Apparently, Minkey was genetically enhanced and specially trained as a part of operation SPYMATE, but when the Russians moved in on the project, Mike was ordered to terminate Minkey. After Minkey exhibited formidable martial arts skills against KGB agents, Mike requested him as a partner. Meanwhile, Mike and Minkey find Dr. Amour, who tells them that Dr. Farley plans to use Amelia's drill to cut through the Earth's crust in a Japanese volcano and harness the heat energy of the Earth's core. However, according to Dr. Amour's calculation, the energy will cause a massive earthquake that could wipe Japan off the map. Dr. Amour agrees to take Mike and Minkey to Dr. Farley's drill site. Meanwhile, Amelia is becoming suspicious of Dr. Farley. She tries to escape, but is captured and held prisoner. Meanwhile, Mike, Minkey, and Dr. Amour parachute into the drill site.
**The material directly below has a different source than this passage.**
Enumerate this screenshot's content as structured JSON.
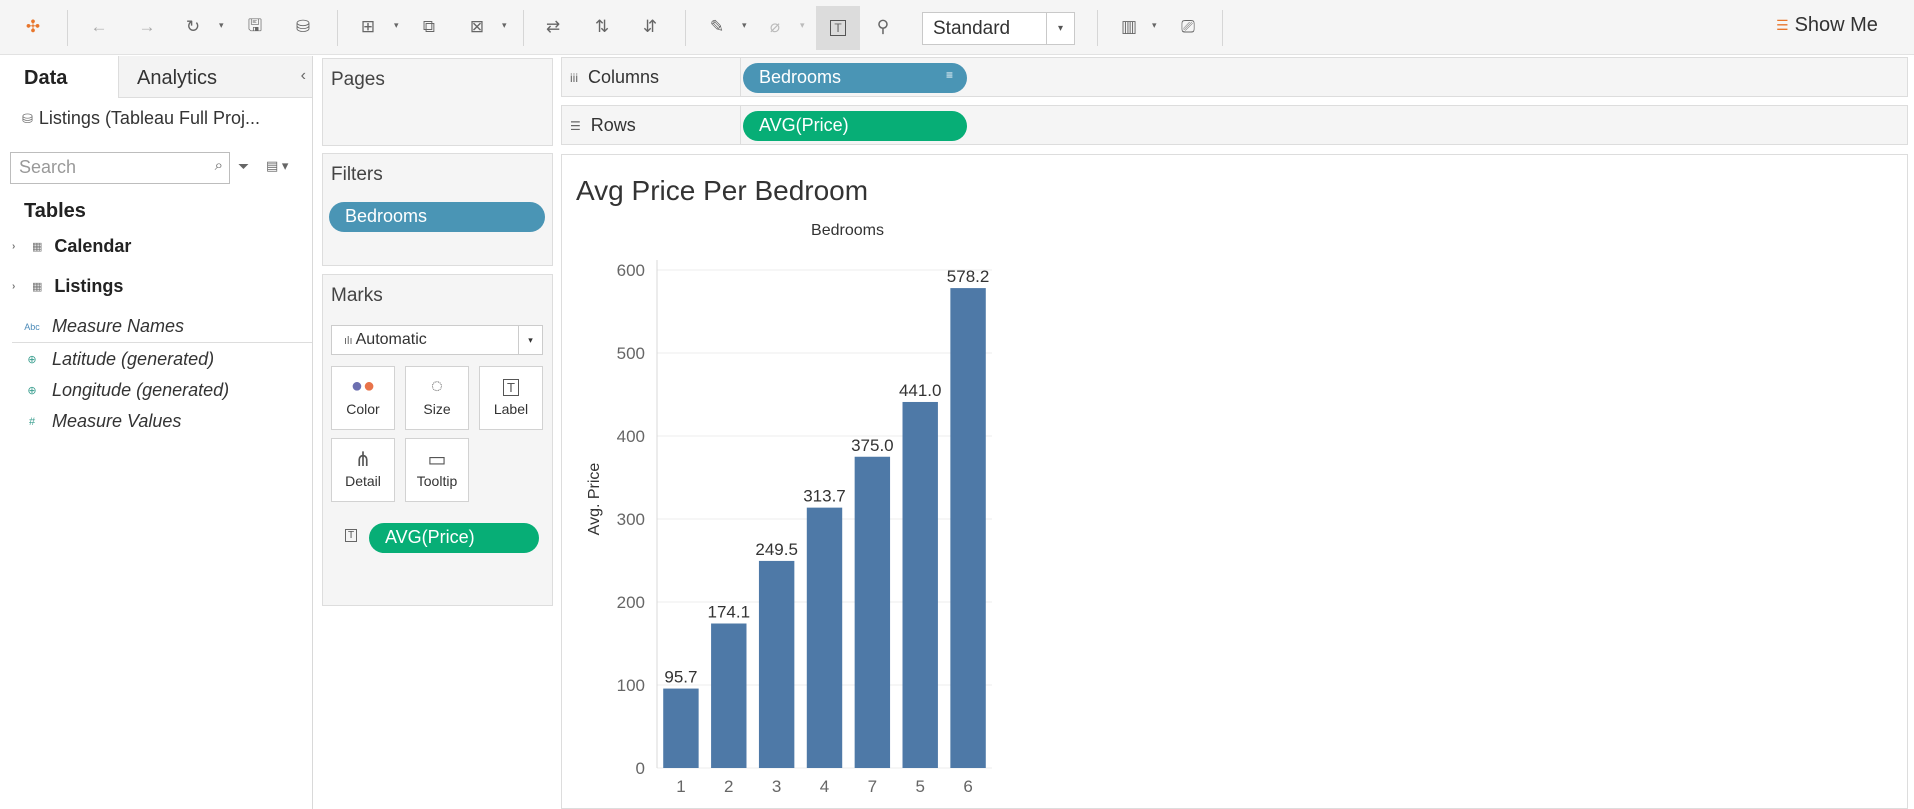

Dr. Amour and Mike are captured, but Minkey escapes with the help of a Japanese ninja sensei, who "has been awaiting him." The sensei and his students tell Minkey how to breach Dr. Farley's lab and promise their help. Dr. Farley threatens to kill Mike and Dr. Amour if Amelia does not fix the drill. Amelia reluctantly tells him to put an elastic band around the drill to dampen the sympathetic resonance. Dr. Farley begins drilling into the earth and tells Hugo to kill Mike and Dr. Amour. As Mike and Dr. Amour are escorted out, Minkey ambushes Hugo. Mike fights off the other guards while Dr. Amour and Minkey run to the drill chamber. Dr. Amour distracts Dr. Farley while Mike and Minkey take out the guards in the drill chamber and rescue Amelia. More guards pour in, but Minkey's ninja friends drop out of the ceiling. Dr. Amour and Amelia stop the drill, but this causes it to explode. Mike, Minkey, Dr. Amour, and Amelia barely escape the exploding lab. Outside, Amelia exclaims to Mike that he really is a spy. Minkey receives a call from the president requesting his services in a "delicate matter" and snowboards away to more adventures. This would, however, be the last entry in the franchise, leaving Minkey's further adventures unclear and leaving the series on a cliffhanger.
== Reception ==
Rotten Tomatoes reported a 17% approval rating with an average score of 3.08/10 based on 17 reviews.

Ron Yamauchi of The Georgia Straight said, "This is a serviceable enough plot... There's just enough gloss and location work to [the film] to make it a reasonable diversion for the wee. Older viewers might feel underwhelmed by the insufficiently violent explosions and vehicle stunts." Maria Llull of Common Sense Media gave the film a rating of two out of five stars, and described the film as, "both predictable and confusing at the same time." She also said, "Kids may like [the film], and though it's no cinematic feat, at least the violence isn't gratuitous."